Si saliste del cine pensando que Expediente Warren: El Último Rito era el punto y final definitivo para este universo de terror, tenemos noticias: no era un adiós, era un “hasta luego”. Aunque la película se vendió como el capítulo final, el productor de la franquicia, Peter Safran, ha salido a aclarar que el universo de los Warren tiene cuerda para rato.
En una entrevista reciente, Safran ha sido muy claro sobre el estado de salud de la saga. Aunque confirma que «este es el final de esa versión particular de la historia con Patrick Wilson y Vera Farmiga», eso no significa que el expediente se cierre por completo. Según sus propias palabras, la película ha demostrado que «hay mucha gasolina en el tanque» y que sería un desperdicio no seguir explorando los rincones oscuros que todavía no han tocado en la franquicia.
La clave del futuro podría estar en la siguiente generación. Safran destaca que la introducción de Mia Tomlinson como la versión adulta de Judy Warren, junto a Ben Hardy como su futuro esposo Tony Spera, ha sido un éxito inesperado. «La gente se enamora de Patrick y Vera, pero el feedback que hemos recibido es que también adoran a estos nuevos personajes», comenta el productor, insinuando que el testigo podría pasar a manos de la hija de los demonólogos. «Creo que hay mucho más por venir con ellos».
Pero la expansión no se limitará solo a la gran pantalla. Safran ha confirmado que ven «formas realmente emocionantes de avanzar tanto en el cine como en la televisión». De hecho, ya sabemos que hay una serie en desarrollo con Nancy Won como showrunner, diseñada para continuar la historia establecida en las películas.
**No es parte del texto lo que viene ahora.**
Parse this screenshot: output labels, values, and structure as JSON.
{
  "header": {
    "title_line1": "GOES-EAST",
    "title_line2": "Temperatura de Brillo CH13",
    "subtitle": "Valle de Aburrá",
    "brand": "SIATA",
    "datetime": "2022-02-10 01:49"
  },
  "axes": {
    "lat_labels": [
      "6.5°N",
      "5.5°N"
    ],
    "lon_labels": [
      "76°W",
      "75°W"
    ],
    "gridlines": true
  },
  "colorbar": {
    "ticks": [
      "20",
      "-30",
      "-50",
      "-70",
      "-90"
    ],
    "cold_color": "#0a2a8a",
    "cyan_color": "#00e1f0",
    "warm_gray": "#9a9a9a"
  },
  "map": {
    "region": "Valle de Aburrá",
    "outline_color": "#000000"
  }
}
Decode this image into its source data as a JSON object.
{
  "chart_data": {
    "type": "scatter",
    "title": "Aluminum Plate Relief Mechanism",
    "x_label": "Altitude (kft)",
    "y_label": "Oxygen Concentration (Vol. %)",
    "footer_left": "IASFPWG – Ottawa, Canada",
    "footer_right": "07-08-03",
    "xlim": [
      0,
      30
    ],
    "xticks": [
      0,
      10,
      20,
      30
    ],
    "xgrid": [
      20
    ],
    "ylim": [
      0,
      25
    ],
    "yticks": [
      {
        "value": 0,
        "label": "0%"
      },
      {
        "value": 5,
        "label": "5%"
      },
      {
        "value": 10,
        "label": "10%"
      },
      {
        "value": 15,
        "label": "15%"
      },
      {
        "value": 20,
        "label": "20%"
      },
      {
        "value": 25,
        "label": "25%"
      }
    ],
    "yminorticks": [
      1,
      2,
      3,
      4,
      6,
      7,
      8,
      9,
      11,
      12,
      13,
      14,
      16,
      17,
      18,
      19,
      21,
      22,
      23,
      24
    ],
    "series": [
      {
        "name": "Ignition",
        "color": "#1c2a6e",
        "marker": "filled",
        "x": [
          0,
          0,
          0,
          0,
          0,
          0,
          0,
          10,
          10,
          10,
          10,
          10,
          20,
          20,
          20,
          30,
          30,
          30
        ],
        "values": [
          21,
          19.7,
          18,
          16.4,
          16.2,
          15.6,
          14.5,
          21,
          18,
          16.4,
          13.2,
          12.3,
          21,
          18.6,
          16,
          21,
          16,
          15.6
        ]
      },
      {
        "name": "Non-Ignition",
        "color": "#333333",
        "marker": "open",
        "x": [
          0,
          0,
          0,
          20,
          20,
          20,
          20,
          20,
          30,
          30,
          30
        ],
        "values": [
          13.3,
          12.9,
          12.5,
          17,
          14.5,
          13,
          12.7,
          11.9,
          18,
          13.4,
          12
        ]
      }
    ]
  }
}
Además, suenan rumores fuertes sobre una posible precuela en camino.
Las cifras respaldan esta decisión: con una recaudación mundial que roza los 500 millones de dólares solo con El Último Rito, está claro que el público no se ha cansado de la saga. Como dice Safran: «La gente ha estado en este viaje con nosotros durante una docena de años. Y creo que quieren más».